The Stats SA report lists “awareness of the symptoms and need for screening” as the main intervention to reduce the risk of death by breast cancer. The report also draws attention to the discrepancy in mortality rates in different population groups. For example, Coloured women have a relatively low incidence of breast cancer, but a high mortality rate – meaning that they are dying of breast cancer after being diagnosed too late. Stats SA points out that this is likely due to “poor access to cancer treatment facilities” as well as a lack of medical aid coverage. It is perhaps unsurprising that Black and Coloured women are the groups least likely to have medical aid in South Africa.
There are also some NGOs trying to step in to fill the gaps, like the aptly named I Love Boobies or the PinkDrive. These organisations make it their mission to give women a fighting chance to beat breast cancer. They provide free screenings to women around the country who would otherwise not be able to afford this necessary medical care.
I am one of the lucky ones. I officially went into remission on 30 August 2023 when I had a lumpectomy to remove the tumour in my right breast. Remission means that the cancer can no longer be detected in your body through scans and blood tests. It doesn’t mean you’re “cured”. There could still be cancerous cells in the body, which is why cancer is also often treated with radiation like mine was. Some people prefer not to use the term “survivor” until they have been in remission for over five years.
Five years is an important milestone for many people diagnosed with cancer. It’s often the period in which someone is most likely to suffer a relapse. I live with the possibility that my cancer will come back every day; I am reminded by my scars and by the fact that I am still recovering physically and mentally from a traumatic year. I still battle with periods of fatigue and depression and I will never be the same person I was before falling ill.
Still, remission is better than relapse. So far, so good. I continue to see my myriad of doctors every few months for scans and tests and examinations to check that nothing has come back yet and I feel like I’m getting stronger.
Almost a year to the day after I went into remission, my fiancé and I ran the Johannesburg Women’s Race in support of the PinkDrive. A mobile health unit was parked on the field in Mark’s Park offering free screenings all morning, which women were queuing up to access after the run. The festive atmosphere was bittersweet to me. Certainly, some of the women in that line would not know that they were starting on a long and painful journey, a journey which sometimes feels like it has no end. Hopefully, they would be starting early enough to be given a chance to become a survivor.

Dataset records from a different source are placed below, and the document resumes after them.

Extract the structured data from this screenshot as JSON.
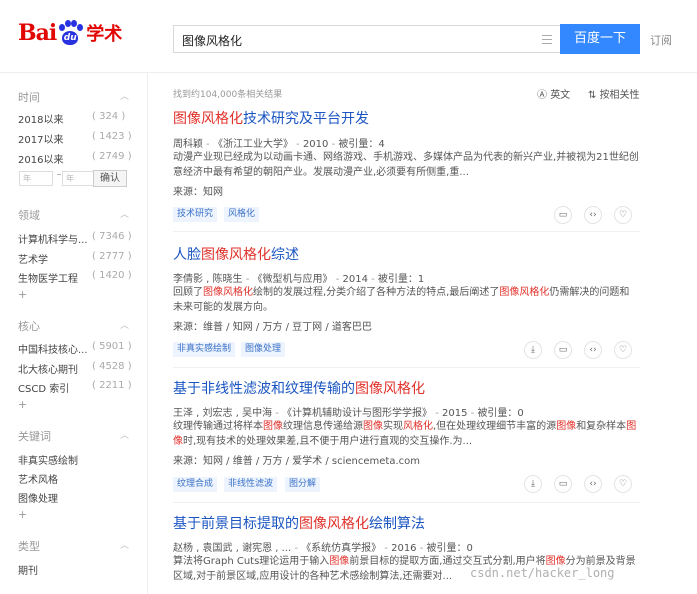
{
  "header": {
    "logo_bai": "Bai",
    "logo_du": "du",
    "logo_xueshu": "学术",
    "search_query": "图像风格化",
    "search_button": "百度一下",
    "subscribe": "订阅"
  },
  "sidebar": {
    "time": {
      "title": "时间",
      "items": [
        {
          "label": "2018以来",
          "count": "( 324 )"
        },
        {
          "label": "2017以来",
          "count": "( 1423 )"
        },
        {
          "label": "2016以来",
          "count": "( 2749 )"
        }
      ],
      "from_placeholder": "年",
      "to_placeholder": "年",
      "confirm": "确认"
    },
    "field": {
      "title": "领域",
      "items": [
        {
          "label": "计算机科学与...",
          "count": "( 7346 )"
        },
        {
          "label": "艺术学",
          "count": "( 2777 )"
        },
        {
          "label": "生物医学工程",
          "count": "( 1420 )"
        }
      ],
      "more": "+"
    },
    "core": {
      "title": "核心",
      "items": [
        {
          "label": "中国科技核心...",
          "count": "( 5901 )"
        },
        {
          "label": "北大核心期刊",
          "count": "( 4528 )"
        },
        {
          "label": "CSCD 索引",
          "count": "( 2211 )"
        }
      ],
      "more": "+"
    },
    "keywords": {
      "title": "关键词",
      "items": [
        {
          "label": "非真实感绘制"
        },
        {
          "label": "艺术风格"
        },
        {
          "label": "图像处理"
        }
      ],
      "more": "+"
    },
    "type": {
      "title": "类型",
      "items": [
        {
          "label": "期刊"
        }
      ]
    }
  },
  "results_meta": {
    "count_text": "找到约104,000条相关结果",
    "english": "英文",
    "sort": "按相关性"
  },
  "results": [
    {
      "title_hl": "图像风格化",
      "title_rest": "技术研究及平台开发",
      "authors": "周科颖",
      "source": "《浙江工业大学》",
      "year": "2010",
      "cited": "被引量：4",
      "abstract": "动漫产业现已经成为以动画卡通、网络游戏、手机游戏、多媒体产品为代表的新兴产业,并被视为21世纪创意经济中最有希望的朝阳产业。发展动漫产业,必须要有所侧重,重...",
      "from": "来源：知网",
      "tags": [
        "技术研究",
        "风格化"
      ]
    },
    {
      "title_pre": "人脸",
      "title_hl": "图像风格化",
      "title_rest": "综述",
      "authors": "李倩影 , 陈晓生",
      "source": "《微型机与应用》",
      "year": "2014",
      "cited": "被引量：1",
      "abstract_a": "回顾了",
      "abstract_hl1": "图像风格化",
      "abstract_b": "绘制的发展过程,分类介绍了各种方法的特点,最后阐述了",
      "abstract_hl2": "图像风格化",
      "abstract_c": "仍需解决的问题和未来可能的发展方向。",
      "from": "来源：维普 / 知网 / 万方 / 豆丁网 / 道客巴巴",
      "tags": [
        "非真实感绘制",
        "图像处理"
      ]
    },
    {
      "title_pre": "基于非线性滤波和纹理传输的",
      "title_hl": "图像风格化",
      "authors": "王泽 , 刘宏志 , 吴中海",
      "source": "《计算机辅助设计与图形学学报》",
      "year": "2015",
      "cited": "被引量：0",
      "abstract_a": "纹理传输通过将样本",
      "abstract_hl1": "图像",
      "abstract_b": "纹理信息传递给源",
      "abstract_hl2": "图像",
      "abstract_c": "实现",
      "abstract_hl3": "风格化",
      "abstract_d": ",但在处理纹理细节丰富的源",
      "abstract_hl4": "图像",
      "abstract_e": "和复杂样本",
      "abstract_hl5": "图像",
      "abstract_f": "时,现有技术的处理效果差,且不便于用户进行直观的交互操作.为...",
      "from": "来源：知网 / 维普 / 万方 / 爱学术 / sciencemeta.com",
      "tags": [
        "纹理合成",
        "非线性滤波",
        "图分解"
      ]
    },
    {
      "title_pre": "基于前景目标提取的",
      "title_hl": "图像风格化",
      "title_rest": "绘制算法",
      "authors": "赵杨 , 袁国武 , 谢宪恩 , ...",
      "source": "《系统仿真学报》",
      "year": "2016",
      "cited": "被引量：0",
      "abstract_a": "算法将Graph Cuts理论运用于输入",
      "abstract_hl1": "图像",
      "abstract_b": "前景目标的提取方面,通过交互式分割,用户将",
      "abstract_hl2": "图像",
      "abstract_c": "分为前景及背景区域,对于前景区域,应用设计的各种艺术感绘制算法,还需要对...",
      "from": "",
      "tags": []
    }
  ],
  "watermark": "csdn.net/hacker_long",
  "colors": {
    "accent": "#3388ff",
    "link": "#1a55c2",
    "highlight": "#e0312a",
    "brand_red": "#e10602",
    "brand_blue": "#2932e1"
  }
}
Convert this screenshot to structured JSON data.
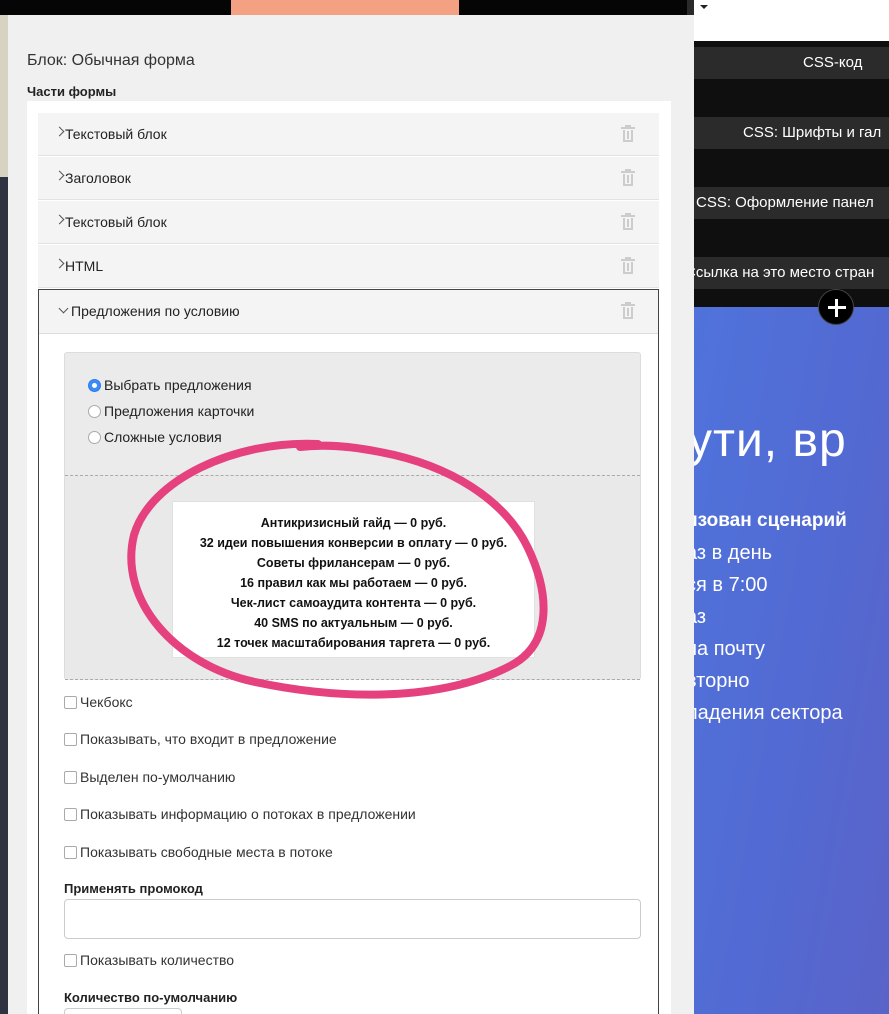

There’s another meaning of “remission” I wasn’t aware of until I looked it up. It can also be defined as “a cancellation of debt”. No-one with cancer should have to crowdfund in order to get treatment, but that is the reality we are faced with in our country. This October, I encourage everyone to contribute in whatever way they can to a cancer survivor’s remission. Join the Imagine Challenge, try a secret swim, pick up a pink bottle of milk or a scrunchie, support someone raising funds on GivenGain, get yourself examined. Every one of us can join the fight against breast cancer.